[OpenAFS] Some questions about the future of OpenAFS

Tim Gaastra tim@gaastra.net
Mon, 22 Apr 2002 12:23:22 -0700


I've been reading the list with interest over the past few weeks
(particularly the Home Directory discussion ne near-flamewar and the
talk about IBM withdrawing AFS as a product) and its got me to thinking
about a few questions since OpenAFS appears headed towards becoming the
reference implementation of AFS...

I apologize if this is retread territory...

1) Is there a time table for converting AFS to be a Kerberos V5 service?
(I.E., no need for krb524d, no need to use asetkey to grab the Key from
a keytab into the Keyfile but instead just using a keytab like other V5
services, etc.)

2) If such a v5 conversion occurs, could AFS tokens be done away with
completely and authorization take place purely with Kerberos
tickets/principals? (No need for aklog, etc).. I personally would like
the ptserver to just be about assigning principals to groups and
defining what principals have what privileges rather than it being
another user database (I do agree with the sentiment that a minimal
number of user databases is a good thing).

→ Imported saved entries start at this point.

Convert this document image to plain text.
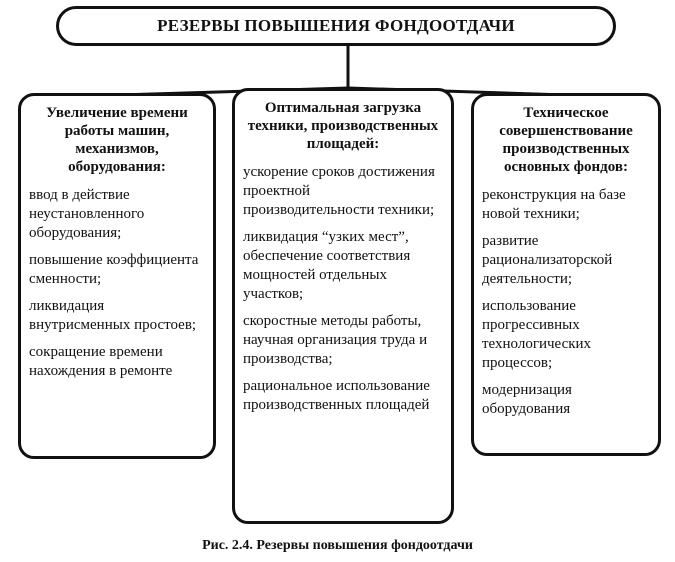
РЕЗЕРВЫ ПОВЫШЕНИЯ ФОНДООТДАЧИ
Увеличение времени работы машин, механизмов, оборудования:
ввод в действие неустановленного оборудования;
повышение коэффициента сменности;
ликвидация внутрисменных простоев;
сокращение времени нахождения в ремонте
Оптимальная загрузка техники, производственных площадей:
ускорение сроков достижения проектной производительности техники;
ликвидация “узких мест”, обеспечение соответствия мощностей отдельных участков;
скоростные методы работы, научная организация труда и производства;
рациональное использование производственных площадей
Техническое совершенствование производственных основных фондов:
реконструкция на базе новой техники;
развитие рационализаторской деятельности;
использование прогрессивных технологических процессов;
модернизация оборудования
Рис. 2.4. Резервы повышения фондоотдачи
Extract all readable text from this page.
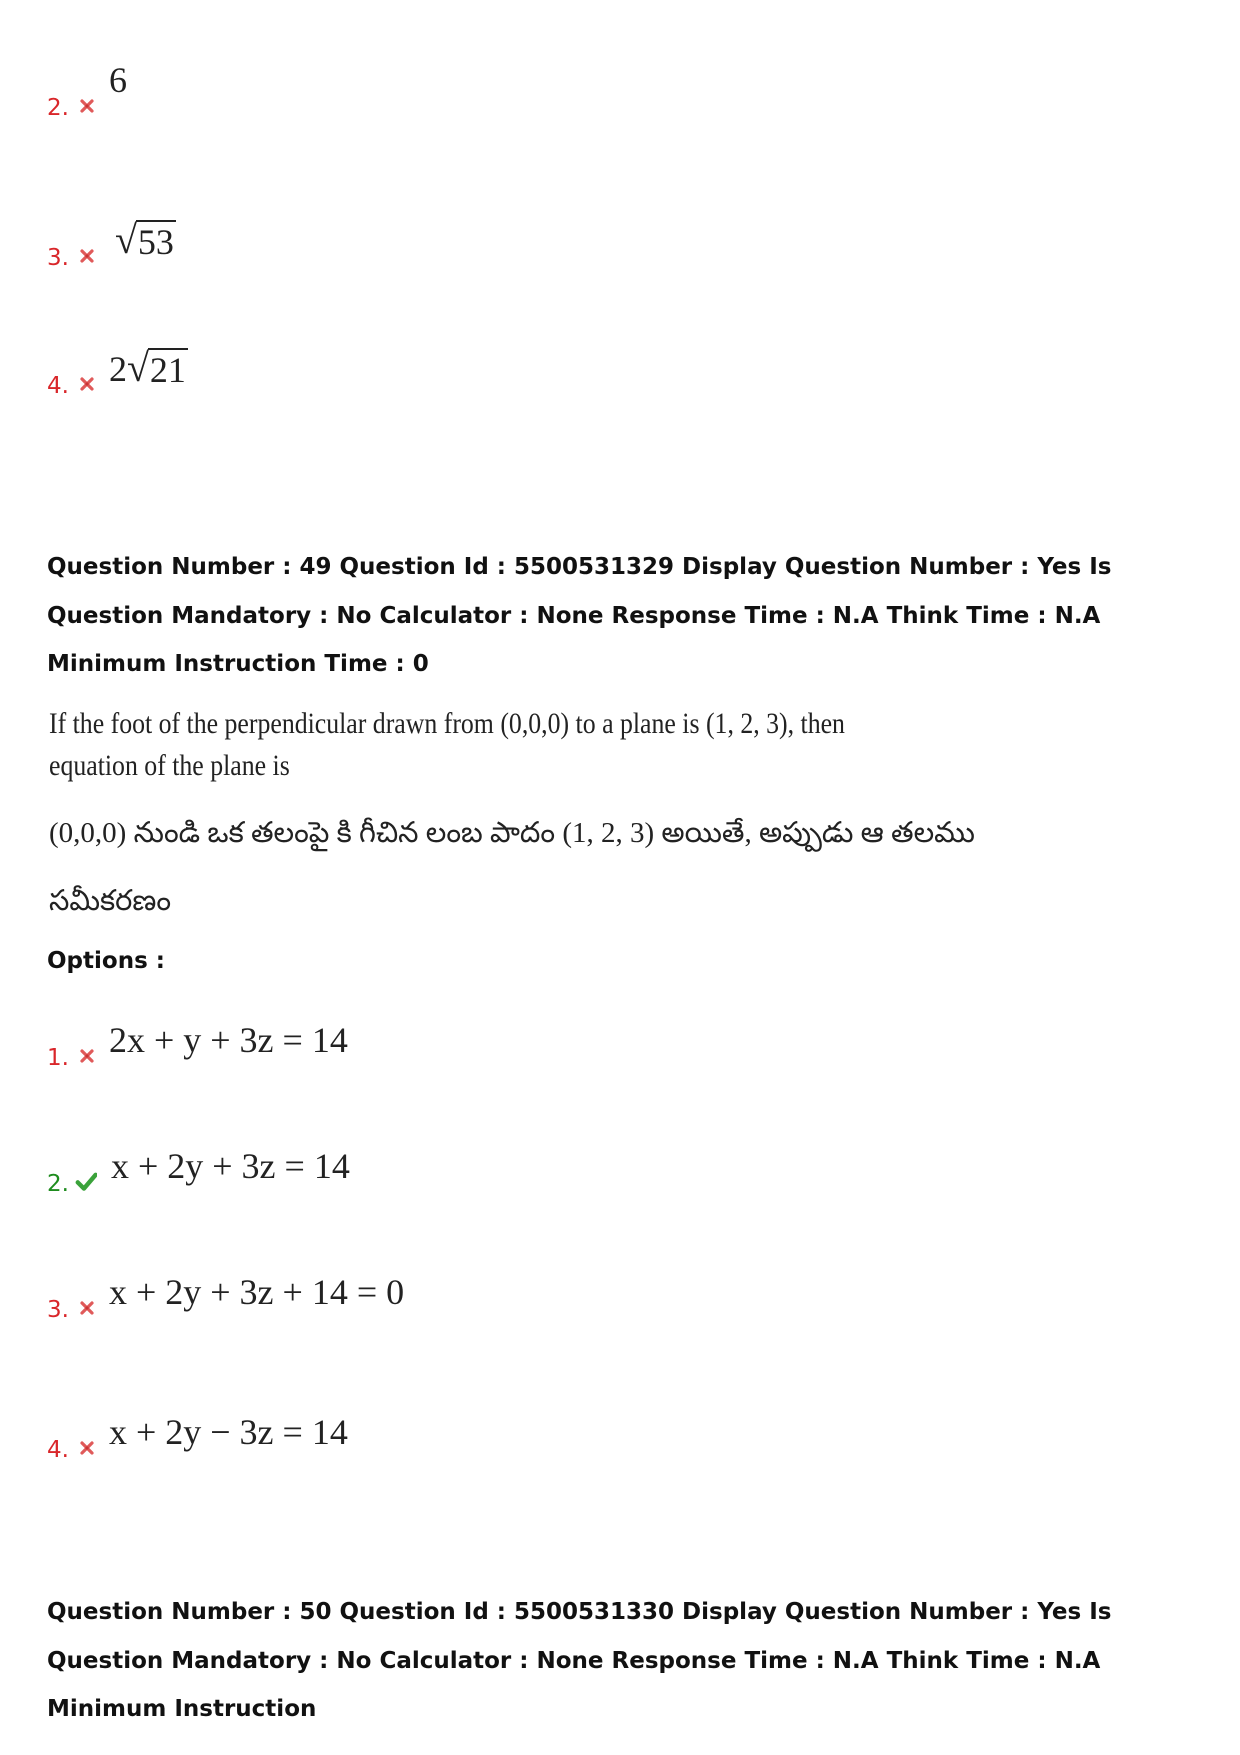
2.
6
3. √ 53
4. 2 √ 21
Question Number : 49 Question Id : 5500531329 Display Question Number : Yes Is Question Mandatory : No Calculator : None Response Time : N.A Think Time : N.A Minimum Instruction Time : 0
If the foot of the perpendicular drawn from (0,0,0) to a plane is (1, 2, 3), then
equation of the plane is
(0,0,0) నుండి ఒక తలంపై కి గీచిన లంబ పాదం (1, 2, 3) అయితే, అప్పుడు ఆ తలము
సమీకరణం
Options :
1. 2x + y + 3z = 14
2. x + 2y + 3z = 14
3. x + 2y + 3z + 14 = 0
4. x + 2y − 3z = 14
Question Number : 50 Question Id : 5500531330 Display Question Number : Yes Is Question Mandatory : No Calculator : None Response Time : N.A Think Time : N.A Minimum Instruction
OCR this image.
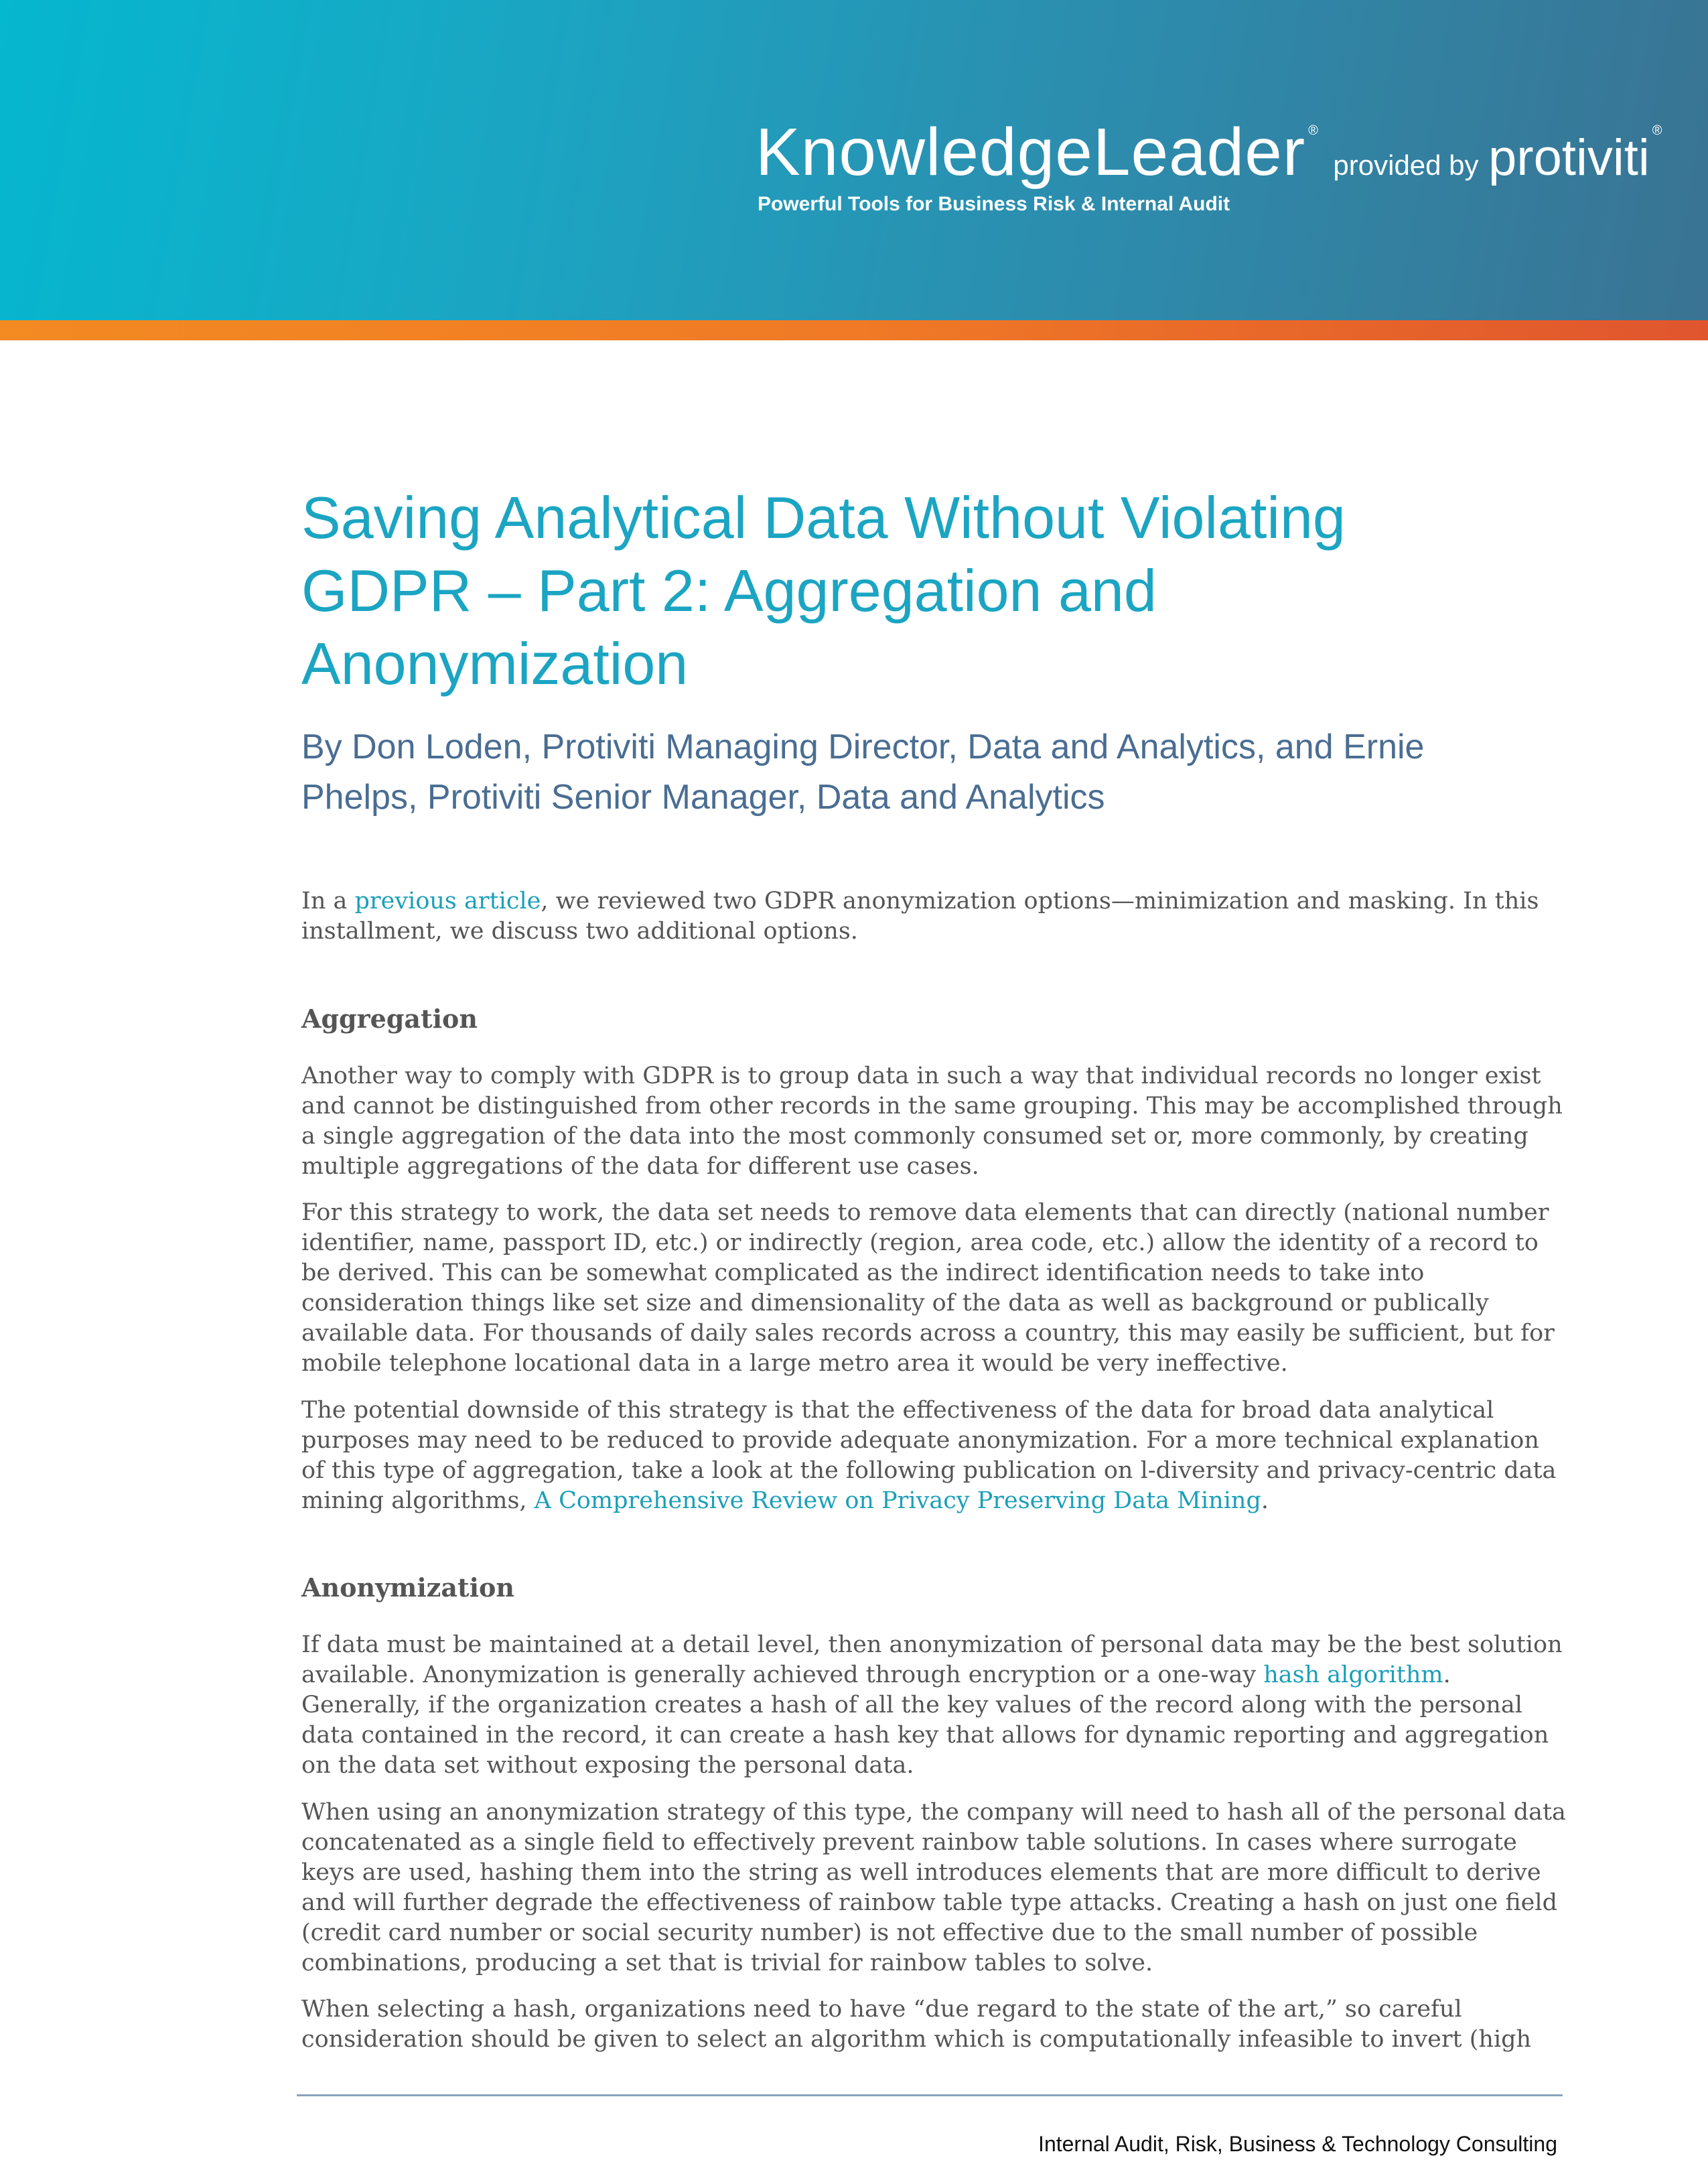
KnowledgeLeader ® provided by protiviti ®
Powerful Tools for Business Risk & Internal Audit
Saving Analytical Data Without Violating GDPR – Part 2: Aggregation and Anonymization

By Don Loden, Protiviti Managing Director, Data and Analytics, and Ernie Phelps, Protiviti Senior Manager, Data and Analytics

In a previous article, we reviewed two GDPR anonymization options—minimization and masking. In this installment, we discuss two additional options.

Aggregation

Another way to comply with GDPR is to group data in such a way that individual records no longer exist and cannot be distinguished from other records in the same grouping. This may be accomplished through a single aggregation of the data into the most commonly consumed set or, more commonly, by creating multiple aggregations of the data for different use cases.

For this strategy to work, the data set needs to remove data elements that can directly (national number identifier, name, passport ID, etc.) or indirectly (region, area code, etc.) allow the identity of a record to be derived. This can be somewhat complicated as the indirect identification needs to take into consideration things like set size and dimensionality of the data as well as background or publically available data. For thousands of daily sales records across a country, this may easily be sufficient, but for mobile telephone locational data in a large metro area it would be very ineffective.

The potential downside of this strategy is that the effectiveness of the data for broad data analytical purposes may need to be reduced to provide adequate anonymization. For a more technical explanation of this type of aggregation, take a look at the following publication on l-diversity and privacy-centric data mining algorithms, A Comprehensive Review on Privacy Preserving Data Mining.

Anonymization

If data must be maintained at a detail level, then anonymization of personal data may be the best solution available. Anonymization is generally achieved through encryption or a one-way hash algorithm. Generally, if the organization creates a hash of all the key values of the record along with the personal data contained in the record, it can create a hash key that allows for dynamic reporting and aggregation on the data set without exposing the personal data.

When using an anonymization strategy of this type, the company will need to hash all of the personal data concatenated as a single field to effectively prevent rainbow table solutions. In cases where surrogate keys are used, hashing them into the string as well introduces elements that are more difficult to derive and will further degrade the effectiveness of rainbow table type attacks. Creating a hash on just one field (credit card number or social security number) is not effective due to the small number of possible combinations, producing a set that is trivial for rainbow tables to solve.

When selecting a hash, organizations need to have “due regard to the state of the art,” so careful consideration should be given to select an algorithm which is computationally infeasible to invert (high

Internal Audit, Risk, Business & Technology Consulting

3) What are the moral and technical objections to tying some of the
databases (the ptserver, mostly, obviously this isn't the best idea for
the VLDB) to a kerberized version of LDAP (by which I mean an LDAP that
authenticates access via Kerberos)... "Why would anyone want to do
this?" Well, the biggest reasons I can come up with is centralization of
administration, the use of common tools to be able to build and maintain
the database, and general openness of access. I already use LDAP for my
nss services, it would be nice if I could build off that in the future.
For instance, if quarterly, if I worked in a university (as I once did),
I have to change the 200-300 odd people who belong to the "operating
systems project" group to give them access to the AFS volume(s) where
they are to store their OS class projects, it would be nice to be to use
Perl or the like to build the LDIF file which ties their Kerberos
principals to that group, dump it into the LDAP based ptserver database
(after properly authenicating to it as a valid AFS administrator, of
course), etc. Yes, I know it could be done scriptwise already, but I
like "neat" solutions (note the quotes there).

I definitely like some of the ideas of AFS, and I DO understand that it
needs to be handled differently from other "network available
filesystems" (since the same is true of all such NAFs... Coda is
different from NFS is different from SMB/CIFS etc) but I'm just
interested in the direction that people see it going in the future now.